Head of Department
Professor Dr. Bernad Batinic is head of the Department of Work, Organizational and Media Psychology (AOM), founded in 2005, which is a subdivision of the Institute of Education and Psychology. Since 2007, Prof. Batinic is also head of the Institute of Education and Psychology.
Prof. Batinic studied psychology in Gießen (1995), and obtained his doctoral degree (2001) and habilitation (2006) at the University of Erlangen-Nuremberg. In 2003, he held a deputy/visiting professorship at the University of Marburg for a year, with responsibility for the Department of Work and Organizational Psychology. Since 2004, he has worked as a university professor at the Johannes Kepler University Linz. Bernad Batinic was the spokesman of the Curia of Professors of the Social and Economic Sciences and is currently a member of various commissions and committees of the University of Linz (e.g., Head of Department, member of the Studies Commission for Web Sciences, substitutionary member of the Senate).
After attaining his psychology degree, Prof. Batinic began his work on online research. He was particularly interested in the possibilities offered by the Internet as a method of data collection. As early as 1994, he conducted an online survey via Usenet, and in 1995 he published the first manual on how to use the Internet to conduct online surveys. He was a founding member of the German Society for Online Research. Bernad Batinic was probably the first researcher in the German-speaking world who implemented a survey using the World Wide Web. In addition to numerous publications, conference contributions, workshops and externally funded projects, Prof. Batinic’s work has also resulted in several commercial companies, which he co-founded and helped develop through his role as supervisor, advisor or consultant. Bernad Batinic was one of the three founders of the Global Park AG (since 2012 QuestBack), tivian GmbH and Respondi AG.

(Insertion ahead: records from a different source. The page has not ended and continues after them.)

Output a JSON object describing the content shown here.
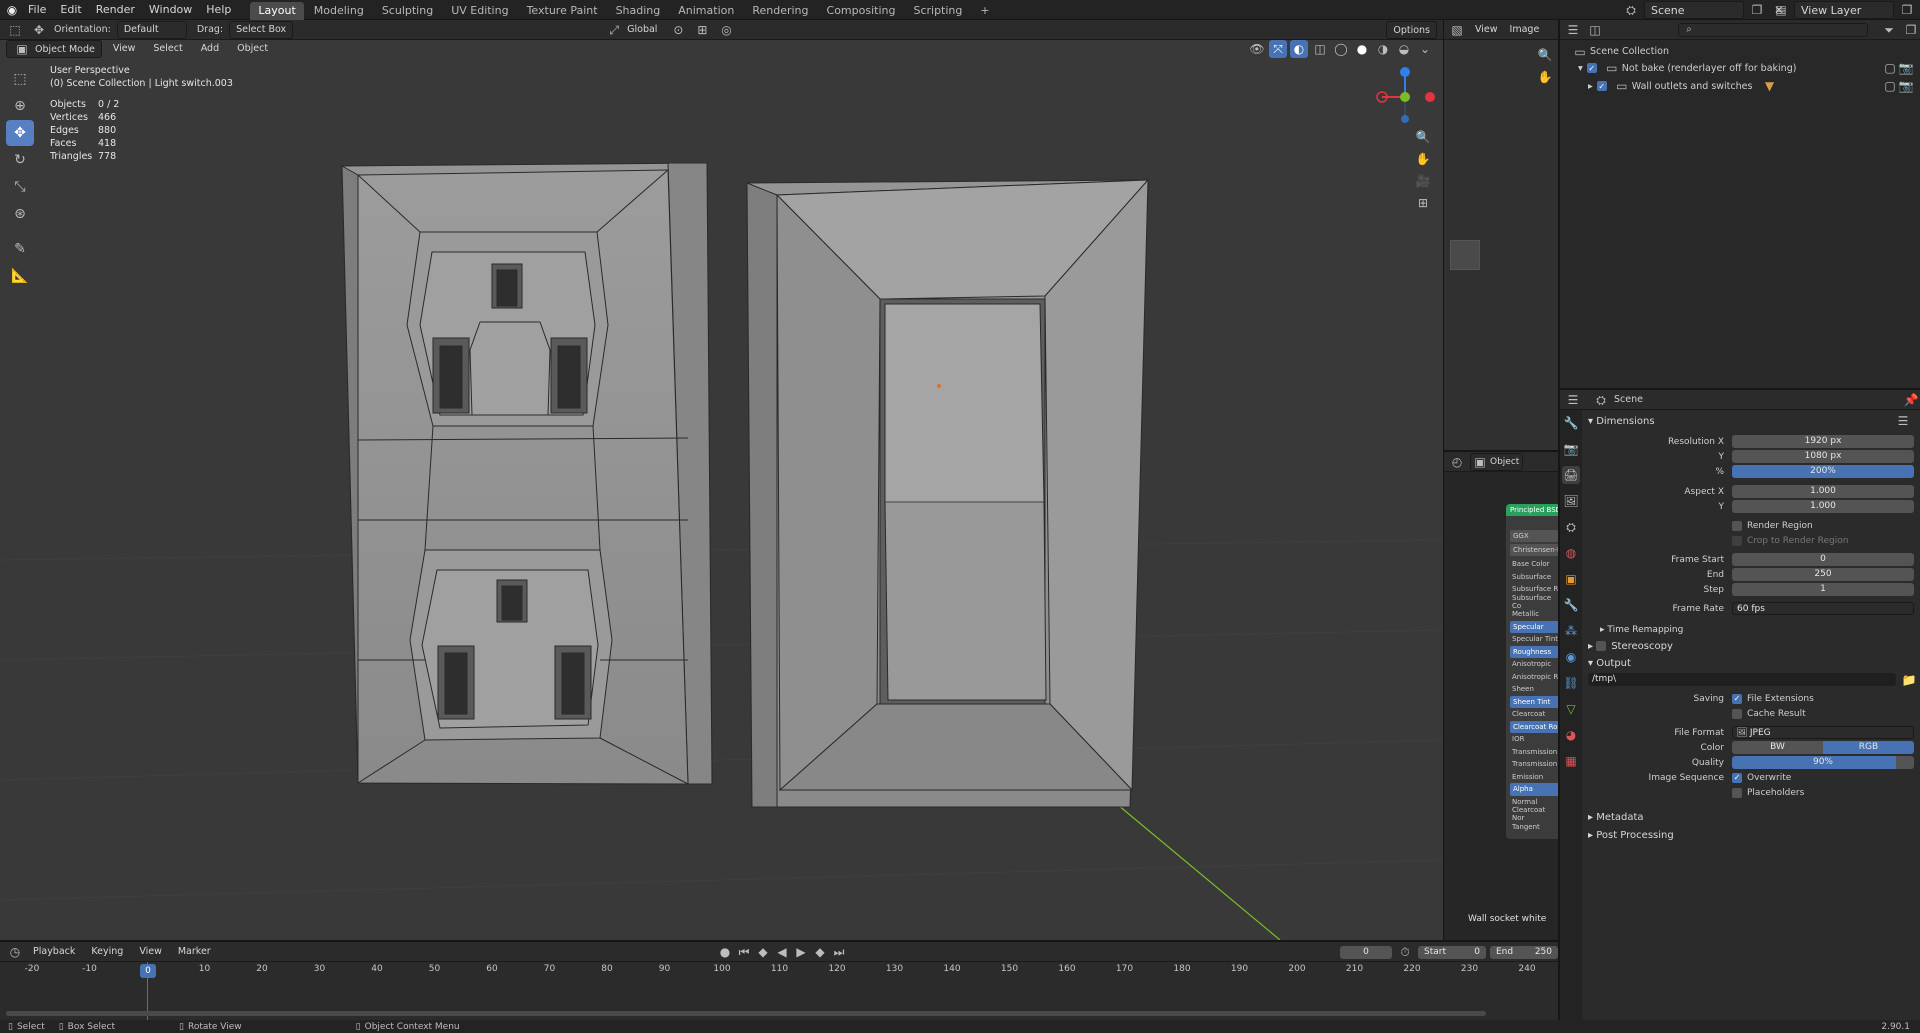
{
  "app": {
    "name": "Blender",
    "version": "2.90.1"
  },
  "menus": [
    "File",
    "Edit",
    "Render",
    "Window",
    "Help"
  ],
  "workspaces": [
    "Layout",
    "Modeling",
    "Sculpting",
    "UV Editing",
    "Texture Paint",
    "Shading",
    "Animation",
    "Rendering",
    "Compositing",
    "Scripting"
  ],
  "active_workspace": "Layout",
  "scene_name": "Scene",
  "view_layer": "View Layer",
  "viewport": {
    "orientation_label": "Orientation:",
    "orientation_value": "Default",
    "drag_label": "Drag:",
    "drag_value": "Select Box",
    "transform_orientation": "Global",
    "options": "Options",
    "mode": "Object Mode",
    "menus": [
      "View",
      "Select",
      "Add",
      "Object"
    ],
    "overlay_title": "User Perspective",
    "overlay_subtitle": "(0) Scene Collection | Light switch.003",
    "stats": [
      {
        "label": "Objects",
        "value": "0 / 2"
      },
      {
        "label": "Vertices",
        "value": "466"
      },
      {
        "label": "Edges",
        "value": "880"
      },
      {
        "label": "Faces",
        "value": "418"
      },
      {
        "label": "Triangles",
        "value": "778"
      }
    ],
    "gizmo_axes": [
      "X",
      "Y",
      "Z"
    ],
    "colors": {
      "bg": "#393939",
      "x": "#e3343f",
      "y": "#7bbd26",
      "z": "#2f80ed",
      "mesh": "#9a9a9a"
    }
  },
  "image_editor": {
    "menus": [
      "View",
      "Image"
    ]
  },
  "node_editor": {
    "object_label": "Object",
    "node_title": "Principled BSDF",
    "dist1": "GGX",
    "dist2": "Christensen-B",
    "sockets": [
      {
        "name": "Base Color",
        "hl": false
      },
      {
        "name": "Subsurface",
        "hl": false
      },
      {
        "name": "Subsurface R",
        "hl": false
      },
      {
        "name": "Subsurface Co",
        "hl": false
      },
      {
        "name": "Metallic",
        "hl": false
      },
      {
        "name": "Specular",
        "hl": true
      },
      {
        "name": "Specular Tint",
        "hl": false
      },
      {
        "name": "Roughness",
        "hl": true
      },
      {
        "name": "Anisotropic",
        "hl": false
      },
      {
        "name": "Anisotropic R",
        "hl": false
      },
      {
        "name": "Sheen",
        "hl": false
      },
      {
        "name": "Sheen Tint",
        "hl": true
      },
      {
        "name": "Clearcoat",
        "hl": false
      },
      {
        "name": "Clearcoat Ro",
        "hl": true
      },
      {
        "name": "IOR",
        "hl": false
      },
      {
        "name": "Transmission",
        "hl": false
      },
      {
        "name": "Transmission",
        "hl": false
      },
      {
        "name": "Emission",
        "hl": false
      },
      {
        "name": "Alpha",
        "hl": true
      },
      {
        "name": "Normal",
        "hl": false
      },
      {
        "name": "Clearcoat Nor",
        "hl": false
      },
      {
        "name": "Tangent",
        "hl": false
      }
    ],
    "material_name": "Wall socket white"
  },
  "outliner": {
    "root": "Scene Collection",
    "items": [
      {
        "label": "Not bake (renderlayer off for baking)"
      },
      {
        "label": "Wall outlets and switches"
      }
    ]
  },
  "properties": {
    "context": "Scene",
    "dimensions": {
      "title": "Dimensions",
      "resolution_x_label": "Resolution X",
      "resolution_x": "1920 px",
      "resolution_y_label": "Y",
      "resolution_y": "1080 px",
      "percent_label": "%",
      "percent": "200%",
      "aspect_x_label": "Aspect X",
      "aspect_x": "1.000",
      "aspect_y_label": "Y",
      "aspect_y": "1.000",
      "render_region": "Render Region",
      "crop_region": "Crop to Render Region",
      "frame_start_label": "Frame Start",
      "frame_start": "0",
      "frame_end_label": "End",
      "frame_end": "250",
      "frame_step_label": "Step",
      "frame_step": "1",
      "frame_rate_label": "Frame Rate",
      "frame_rate": "60 fps"
    },
    "time_remapping": "Time Remapping",
    "stereoscopy": "Stereoscopy",
    "output": {
      "title": "Output",
      "path": "/tmp\\",
      "saving_label": "Saving",
      "file_extensions": "File Extensions",
      "cache_result": "Cache Result",
      "file_format_label": "File Format",
      "file_format": "JPEG",
      "color_label": "Color",
      "color_bw": "BW",
      "color_rgb": "RGB",
      "quality_label": "Quality",
      "quality": "90%",
      "image_sequence_label": "Image Sequence",
      "overwrite": "Overwrite",
      "placeholders": "Placeholders"
    },
    "metadata": "Metadata",
    "post_processing": "Post Processing"
  },
  "timeline": {
    "menus": [
      "Playback",
      "Keying",
      "View",
      "Marker"
    ],
    "current_frame": "0",
    "start_label": "Start",
    "start": "0",
    "end_label": "End",
    "end": "250",
    "ruler": [
      "-20",
      "-10",
      "0",
      "10",
      "20",
      "30",
      "40",
      "50",
      "60",
      "70",
      "80",
      "90",
      "100",
      "110",
      "120",
      "130",
      "140",
      "150",
      "160",
      "170",
      "180",
      "190",
      "200",
      "210",
      "220",
      "230",
      "240"
    ]
  },
  "statusbar": {
    "select": "Select",
    "box_select": "Box Select",
    "rotate": "Rotate View",
    "context_menu": "Object Context Menu",
    "version": "2.90.1"
  }
}
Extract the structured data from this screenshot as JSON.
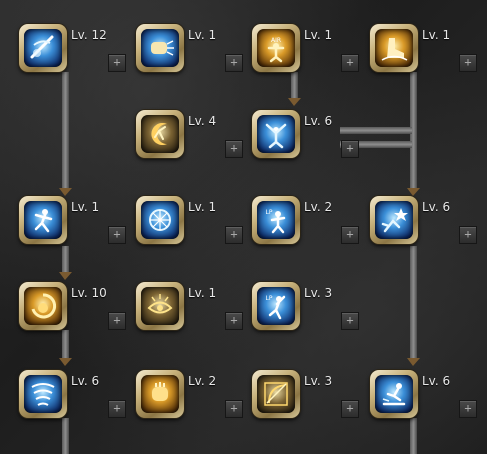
{
  "skill_tree": {
    "nodes": [
      {
        "id": "r1c1",
        "level": "Lv. 12",
        "icon": "blade-slash-icon",
        "tone": "blue",
        "plus": "+"
      },
      {
        "id": "r1c2",
        "level": "Lv. 1",
        "icon": "fist-strike-icon",
        "tone": "blue",
        "plus": "+"
      },
      {
        "id": "r1c3",
        "level": "Lv. 1",
        "icon": "air-stance-icon",
        "tone": "gold",
        "plus": "+",
        "icon_text": "AIR"
      },
      {
        "id": "r1c4",
        "level": "Lv. 1",
        "icon": "boot-kick-icon",
        "tone": "gold",
        "plus": "+"
      },
      {
        "id": "r2c2",
        "level": "Lv. 4",
        "icon": "crescent-kick-icon",
        "tone": "dark",
        "plus": "+"
      },
      {
        "id": "r2c3",
        "level": "Lv. 6",
        "icon": "overhead-smash-icon",
        "tone": "blue",
        "plus": "+"
      },
      {
        "id": "r3c1",
        "level": "Lv. 1",
        "icon": "dash-runner-icon",
        "tone": "blue",
        "plus": "+"
      },
      {
        "id": "r3c2",
        "level": "Lv. 1",
        "icon": "energy-burst-icon",
        "tone": "blue",
        "plus": "+"
      },
      {
        "id": "r3c3",
        "level": "Lv. 2",
        "icon": "lp-stance-icon",
        "tone": "blue",
        "plus": "+",
        "icon_text": "LP"
      },
      {
        "id": "r3c4",
        "level": "Lv. 6",
        "icon": "star-kick-icon",
        "tone": "blue",
        "plus": "+"
      },
      {
        "id": "r4c1",
        "level": "Lv. 10",
        "icon": "gold-whirl-icon",
        "tone": "gold",
        "plus": "+"
      },
      {
        "id": "r4c2",
        "level": "Lv. 1",
        "icon": "radiant-eye-icon",
        "tone": "dark",
        "plus": "+"
      },
      {
        "id": "r4c3",
        "level": "Lv. 3",
        "icon": "lp-uppercut-icon",
        "tone": "blue",
        "plus": "+",
        "icon_text": "LP"
      },
      {
        "id": "r5c1",
        "level": "Lv. 6",
        "icon": "tornado-spin-icon",
        "tone": "blue",
        "plus": "+"
      },
      {
        "id": "r5c2",
        "level": "Lv. 2",
        "icon": "golden-fist-icon",
        "tone": "gold",
        "plus": "+"
      },
      {
        "id": "r5c3",
        "level": "Lv. 3",
        "icon": "bow-shot-icon",
        "tone": "dark",
        "plus": "+"
      },
      {
        "id": "r5c4",
        "level": "Lv. 6",
        "icon": "air-combo-icon",
        "tone": "blue",
        "plus": "+"
      }
    ]
  }
}
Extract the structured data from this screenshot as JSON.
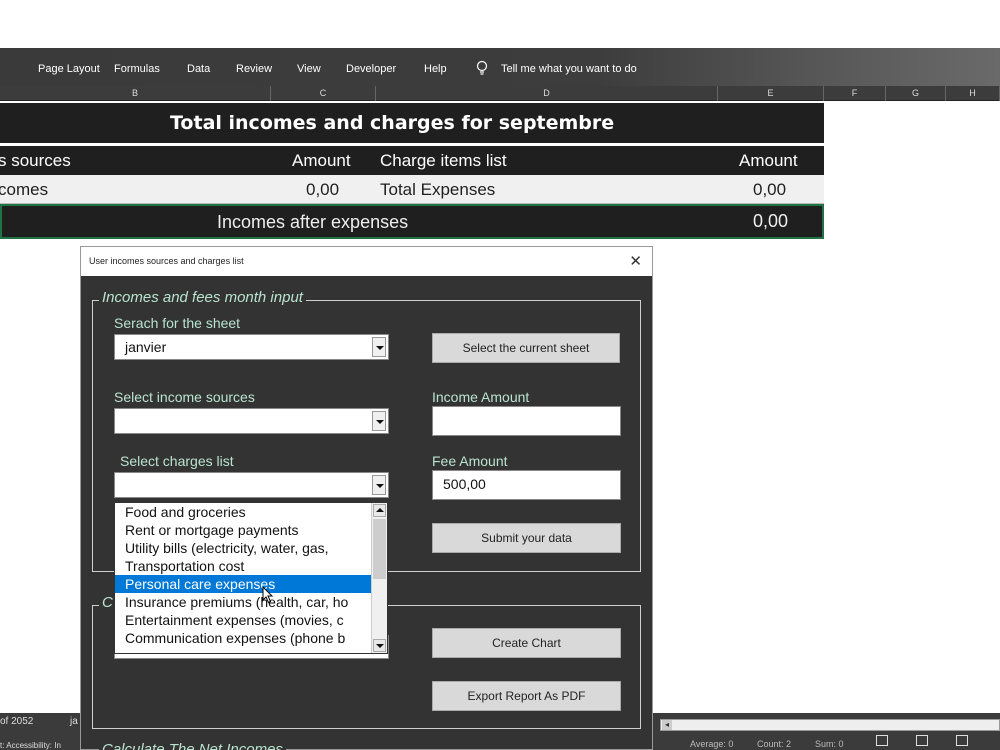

In the field of work and organizational psychology Bernad Batinic and his team focus on aspects of employment and well-being. One of their research foundations is a large, ongoing five-wave longitudinal study whose findings have been published in a number of international journals. Prof. Batinic and his team repeatedly demonstrated the mediating role of Marie Jahoda’s latent benefits of work in the relationship between job characteristics and well-being.